The sum of the measures contained in the Mercury Convention will be able to reverse the current increasing trend of mercury contamination in the environment and the food chain. The phase-out of primary mercury mining as well as the reduction of atmospheric mercury emissions will significantly reduce the addition of mercury to the quantity of mercury already present in the environment, and particularly in the food chain.

What does the EU mercury strategy propose?

The strategy proposes action in the following areas:

  • Global action: The EU will provide input to international activities and cooperation with other countries to address the mercury problem. The strategy proposes an international initiative to reduce mercury supply, including the global phasing out of the production of new mercury from cinnabar and measures to prevent mercury surpluses going back onto the market. The strategy also includes actions to help other countries reduce their use and emissions of mercury, and to support the UNEP mercury programme. The Minamata Convention is the result of this action.
  • Reducing EU supply: As a proactive contribution to the proposed international initiative described above, the Strategy proposed the phase-out of exports of mercury from the EU by 2011. The action therefore reduces global supply, complements demand reduction efforts, and demonstrates the EU’s commitment to addressing the global mercury problem. The adoption of Regulation No 1102/2008 responded to this proposal.
  • Reducing EU demand: In implementing the strategy, the marketing of measuring devices containing mercury (e.g. thermometers) for consumer use and health care – with certain exceptions – has been prohibited. The few remaining uses of mercury in the EU (e.g. dental amalgam) will be further investigated and appropriate action taken, if needed.
  • Addressing EU surpluses: The phasing out of mercury use by the chlor-alkali industry will create a large surplus of this substance. In the past this mercury was returned to the world market but this ended with the phasing out of exports from the EU in 2011 under the above mentioned Regulation which also ensures that the mercury is safely stored. The question of what to do about mercury already in circulation (in old products still in use) has also been considered. The results of a comprehensive study on remaining uses of mercury within the EU are published on the Commission's website:

  • Reducing EU mercury emissions: As explained earlier, there is already considerable EU legislation in this area, which should cut emissions further. The effects of the current EU laws will be reviewed as they are implemented to see if further action is needed. Information will also be exchanged between Member States to support greater control of emissions. A specific study of possibilities for additional control of releases from small-scale coal-burning is already available.
  • Protecting against exposure to mercury in the EU: The European Food Safety Authority has looked into the dietary mercury exposure of women of child-bearing age and children who are most vulnerable to the effects of mercury. The Commission issued an Information Note to Member States in 2008 on methylmercury in fish and fishery products, with advice on the maximum quantities of certain fish to be consumed by vulnerable groups.
  • Improving understanding: Research will be undertaken to fill key gaps in knowledge on the mercury problem.

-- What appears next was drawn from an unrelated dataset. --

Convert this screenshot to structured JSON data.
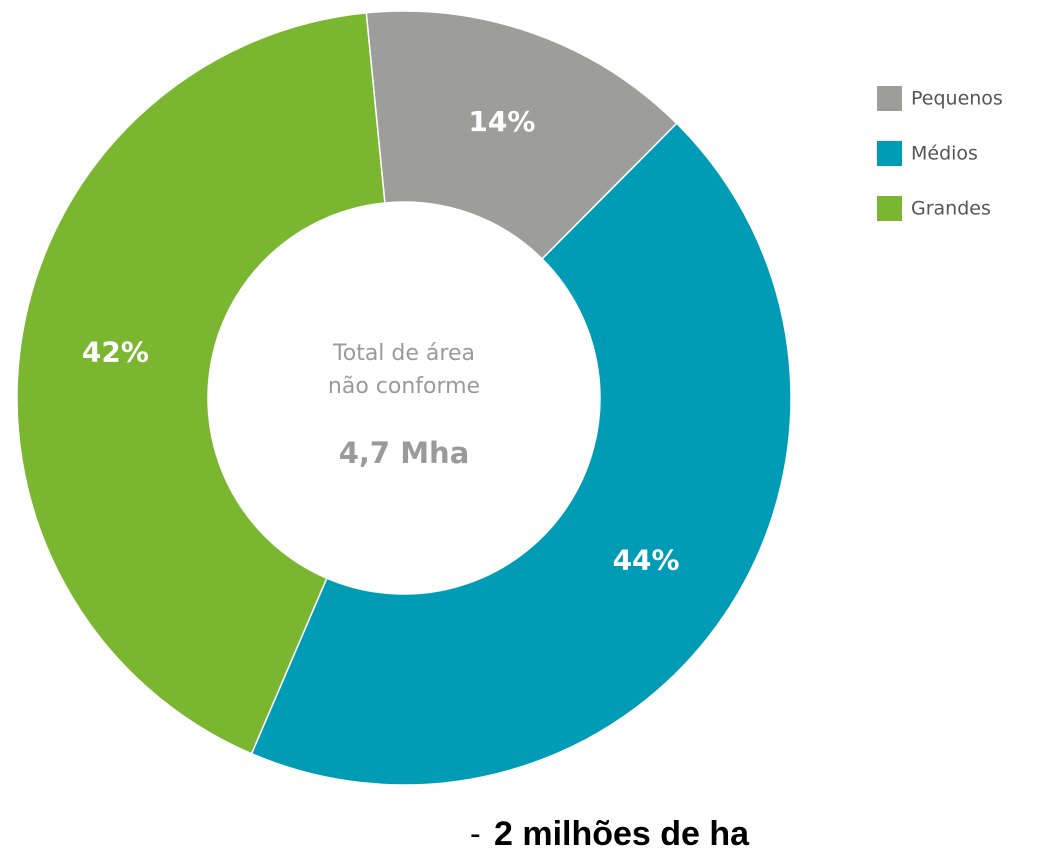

The strategy provided the basis of an EU position for international discussion of mercury in the context of UNEP. It was revised by the Commission in December 2010 (Communication COM(2010)723). The revision highlighted the priority given to the international negotiation process, on-going at that time, and noted the need to further assess the issue of dental amalgam

What will happen to the strategy now?

In 2013/14 the Commission will assess in detail the implications of the Minamata Convention – which the EU intends to ratify as soon as possible – for EU policy and legislation. This will also include stakeholder consultation. Any possible decision to amend the Mercury Strategy and/or existing EU legislation will be based on the outcome of this process.